Aku selalu usahakan untuk memilih cara halus yang jujur. Ada penulis yang malah langsung drop ketika dikasih saran yang jujur tapi nyelekit dan aku ngga mau hal itu terjadi. Tiap tulisan pasti ada kelebihan dan kekurangan. Ungkapkan dulu kelebihannya, lalu ketika ada terasa yang kurang, kasih saran di poin-poin mana saja yang bisa membangun tulisan dia tersebut.” Rhein menambahkan.
Nah, berikutnya gue sedikit iseng nanyain, seorang Rhein Fathia pernah nggak sih punya masalah sama orang lain gara-gara review yang ia tulis? Tapi Alhamdulillahnya, menurut Rhein, belum pernah. Bahkan kalau pun ada, biasanya malah dari orang yang nggak dia kenal. Hehe.
            Nah, next! Ketika kalian membaca buku, apa kalian selalu menuliskan review? Kalo Rhein, sih, ngakunya nggak selalu, tapi ngasih bintang. Tipe-tipe buku yang enggan direview Rhein adalah buku yang menurutnya biasa aja, nggak menarik dan udah banyak yang menuliskan review/unek-unek serupa, jadi dengan begitu penulis sekiranya sudah cukup paham di mana letak kelebihan dan kekurangan dari karyanya.
            Berhubung lagi ngobrol-ngobrol sama Rhein, gue menyempatkan diri juga nanya tentang pertimbangan Rhein dalam membeli sebuah buku. Rhein bilang, untuk penulis yang bukan temen, rating Goodreads sangat berpengaruh. Hahaha, maklum, doi anak bisnis, jadi mikirin untung rugi. Kalau ketika Rhein membaca review sebuah buku dan nggak memuaskan atau ketika ia merasa nggak ada hal yang bisa pelajarinya dari buku itu, maka, “mending pinjem, sih.” Gurau Rhein tepat di akhir sesi interview.


Image
 Ifnur Hikmah - @iiphche
(Blogger, Penulis Do Rio Com Amor, Mendekap Rasa)

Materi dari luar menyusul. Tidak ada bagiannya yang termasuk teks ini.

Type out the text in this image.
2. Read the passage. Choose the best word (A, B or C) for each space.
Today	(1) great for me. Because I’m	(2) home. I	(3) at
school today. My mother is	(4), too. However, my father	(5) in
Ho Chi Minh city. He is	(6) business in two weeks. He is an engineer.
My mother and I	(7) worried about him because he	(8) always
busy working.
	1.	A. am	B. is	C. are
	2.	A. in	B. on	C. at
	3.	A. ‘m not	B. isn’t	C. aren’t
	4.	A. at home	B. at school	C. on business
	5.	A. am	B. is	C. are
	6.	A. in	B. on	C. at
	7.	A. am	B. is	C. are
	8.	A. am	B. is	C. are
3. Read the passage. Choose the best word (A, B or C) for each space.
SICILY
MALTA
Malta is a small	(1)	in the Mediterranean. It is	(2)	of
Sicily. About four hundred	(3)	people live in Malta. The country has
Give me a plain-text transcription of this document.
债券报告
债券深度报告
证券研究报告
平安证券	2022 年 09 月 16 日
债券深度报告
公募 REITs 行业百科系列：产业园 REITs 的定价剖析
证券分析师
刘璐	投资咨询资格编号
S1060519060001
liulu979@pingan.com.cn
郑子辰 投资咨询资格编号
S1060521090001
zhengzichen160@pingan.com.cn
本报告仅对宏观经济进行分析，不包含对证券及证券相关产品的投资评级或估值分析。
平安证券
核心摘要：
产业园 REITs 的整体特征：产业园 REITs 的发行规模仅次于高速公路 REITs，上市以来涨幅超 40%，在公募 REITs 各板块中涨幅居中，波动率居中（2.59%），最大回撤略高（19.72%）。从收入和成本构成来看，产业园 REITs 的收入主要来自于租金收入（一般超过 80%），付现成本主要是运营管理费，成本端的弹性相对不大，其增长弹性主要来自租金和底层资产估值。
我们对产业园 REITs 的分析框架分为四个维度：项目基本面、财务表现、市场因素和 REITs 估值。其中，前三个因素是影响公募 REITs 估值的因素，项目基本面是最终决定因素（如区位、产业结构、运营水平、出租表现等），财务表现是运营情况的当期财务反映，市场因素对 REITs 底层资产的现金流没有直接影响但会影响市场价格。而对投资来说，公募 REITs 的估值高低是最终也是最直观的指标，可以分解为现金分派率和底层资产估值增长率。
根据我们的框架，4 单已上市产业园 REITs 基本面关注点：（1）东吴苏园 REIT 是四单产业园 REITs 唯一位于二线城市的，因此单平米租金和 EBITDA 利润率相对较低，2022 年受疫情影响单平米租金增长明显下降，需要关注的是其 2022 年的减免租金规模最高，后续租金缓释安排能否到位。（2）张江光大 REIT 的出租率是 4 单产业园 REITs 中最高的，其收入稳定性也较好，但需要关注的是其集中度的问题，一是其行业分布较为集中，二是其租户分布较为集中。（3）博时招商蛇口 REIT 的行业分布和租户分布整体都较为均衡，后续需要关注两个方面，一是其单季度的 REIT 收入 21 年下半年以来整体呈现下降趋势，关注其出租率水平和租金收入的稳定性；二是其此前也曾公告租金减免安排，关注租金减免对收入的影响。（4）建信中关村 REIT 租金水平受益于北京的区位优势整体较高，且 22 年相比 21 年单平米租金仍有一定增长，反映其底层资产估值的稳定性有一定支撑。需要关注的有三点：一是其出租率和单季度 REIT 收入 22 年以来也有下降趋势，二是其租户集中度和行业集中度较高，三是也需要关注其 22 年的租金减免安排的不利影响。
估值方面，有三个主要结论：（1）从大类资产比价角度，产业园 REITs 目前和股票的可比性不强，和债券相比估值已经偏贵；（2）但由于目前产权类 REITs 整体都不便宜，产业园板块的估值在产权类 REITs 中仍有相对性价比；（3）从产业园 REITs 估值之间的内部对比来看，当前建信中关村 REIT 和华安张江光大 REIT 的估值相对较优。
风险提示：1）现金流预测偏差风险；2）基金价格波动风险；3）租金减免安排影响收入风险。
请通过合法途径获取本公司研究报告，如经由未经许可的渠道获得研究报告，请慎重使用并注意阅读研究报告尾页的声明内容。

Nah, yang berikut ini kayaknya familier kalo kalian suka baca review novel-novel romance, Young Adult atau sejenisnya di Goodreads. Kalian juga bisa baca postingan-postingan review dan cerita pendek Kak Iif  di http://ifnurhikmahofficial.blogspot.com/ :D Pada 2013 lalu, Kak Iif sempat nulis novel duetnya bersama Aditia Yudis (@adit_adit) yang berjudul Mendekap Rasa, diterbitkan Bukune. Dan baru-baru ini, novel teenlitnya Do Rio Com Amor baru aja diterbitkan Teen Noura.
Sama dengan dua penulis dan reviewer di atas, pertanyaan pertama yang gue tanyakan ke Kak Iif adalah..
Ada rasa segan nggak ketika menuliskan review untuk buku penulis lain? Karena posisinya, kan, sebagai sesama penulis.
Karena keterbatasan waktu ketemuan *gayamu* dan kesibukan masing-masing *makin gaya*, maka kami ngobrolnya via email. Ini pendapat Kak Iif soal pertanyaan pertama: Sejujurnya sih ada. Bohong banget kalau enggak ada perasaan segan atau takut-takut nanti akan dapat review gimana di buku gue. Cuma gue berusaha untuk enggak melihat pribadi penulisnya, tapi pure ke karyanya. Kalau memang gue suka, ya gue enggak bakal segan buat memuji. Kalau mau berkomentar, ya komentar aja. bisa dibaca beberapa review gue kadang dinilai orang jahat. Tapi gue Cuma berusaha buat jujur aja, he-he-he.
Apalagi kalau misalnya penulis ternama yang notabene bukunya udah banyak banget. sering muncul pemikiran siapa sih gue yang Cuma segini ini bisa-bisanya ngereview? Cuma balik lagi, posisi gue adalah pembaca. Jadi saat mereview, gue selalu berusaha menempatkan diri sebagai pembaca.
Bagian ini yang agak menarik, berikutnya gue sempat menanyakan tentang perbedaan menulis review buku dari penulis lain dan teman sendiri, yang kemudian dijawab demikian, Enggak ada sih. Palingan kalau teman sendiri biasanya gue tahu proses penulisannya gimana jadi itu bisa ditambahin di review.”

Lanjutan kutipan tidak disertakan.